Thankfully she ate her lunch – in between sobs – and I got mine packed to go. We braved the short block and a half to our home – amidst the sobs – and now we are home. And it’s only 2pm. And she’s still not peed.
Wish us luck.
I just got this note from Lily’s teacher. After yesterday (we were at the hospital for a scheduled appointment for most of the afternoon – she was a champ throughout), this kid deserved to have a great day!

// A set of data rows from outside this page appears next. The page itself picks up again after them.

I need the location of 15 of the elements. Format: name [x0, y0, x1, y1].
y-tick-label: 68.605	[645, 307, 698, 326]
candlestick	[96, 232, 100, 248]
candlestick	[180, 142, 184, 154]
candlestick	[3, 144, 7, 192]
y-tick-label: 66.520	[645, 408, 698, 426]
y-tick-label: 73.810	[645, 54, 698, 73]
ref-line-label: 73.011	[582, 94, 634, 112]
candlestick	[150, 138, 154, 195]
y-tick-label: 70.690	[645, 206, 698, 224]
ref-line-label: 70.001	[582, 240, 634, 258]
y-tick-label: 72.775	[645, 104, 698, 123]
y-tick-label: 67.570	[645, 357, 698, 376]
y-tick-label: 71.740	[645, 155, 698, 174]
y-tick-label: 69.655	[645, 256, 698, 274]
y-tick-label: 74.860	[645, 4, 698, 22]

Lily had a great day! She was hungry at the end of the day, and was drinking more of her smoothie as she walked out of class. She may want a snack when communication camp is over. I gave her a blueberry cereal bar, which she loved (recorded it in her food diary). She squealed with delight when we brought it out. At recess, she was walking up to kids from other classes and giving big smiles. It was awesome! She was using her hands a lot today. With an elbow tap, she waved several times (at Ally and then again at the student in the attached picture, Jamie). She also gave a high five. She kept her hands in the shaving cream without support for I think 27 seconds! She also was playing with a switch operated toy in which you push a button to make a toy dog walk/bark. She was laughing and working hard. Great job sorting during math and working on letter ID activities as well.
I’m so proud of this kid!
This note came home on picture day:
Lily had a fantastic day! She was so excited for picture day. She looked like a model in her pictures. She posed very well for the photographer. She worked so hard the rest of the day. Lots of energy today! Miss Ariel (one of Lily’s therapists) said, ‘Lily, I want to hear your voice.’ And she yelled for us! She also requested ‘clementine’ ‘smoothie’ and ‘juice’ during snack time. Then she said it was ‘yummy.’ Also, one of her teachers was talking to Lily and the teacher said, ‘I’m not sure if you heard me Lily’ and Lily replied (via the tobii, with zero assistance), ‘I understand.’ This kid!
We get the photos in a few weeks. I’ll be sure to share them.
The other week I launched a matching campaign to celebrate Lily’s birthday. I was overwhelmed by the donations that came pouring in. Within 24 hours, we had raised well over the $1500 target. The campaign is now at 12% of my fundraising goal for the year. Obviously we still have a ways to go but please continue to share this link with family and friends near and far. We are getting so close to a cure and holy cow do we need this now more than ever.
On February 8th, Lily is going to be six years old. In honor of her upcoming birthday and my unwavering desire to obliterate Rett Syndrome, I will match up to a total of $1500 donated to her RettGive.org page between today and the 8th.
I’m so proud of this kid – she literally smiles in the face of adversity. I see it every day when she’s struggling to stand, walk or breathe. I see how hard she works to do – well – almost anything right now. I pray for the day when Rett Syndrome will be just a painful memory.
For those who have already generously donated… from the bottom of my heart, thank you! Your support and love is palpable. For those who’ve not gotten around to it yet, or don’t feel that giving $10 or $20 will make a difference, believe me when I say that every dollar counts.
Lily is the bravest, sweetest, smartest, hardest working almost 6 year old that I know. And I know that one day in the near future she, and her Rett sisters, will be cured. But without funding, it will remain a pipedream.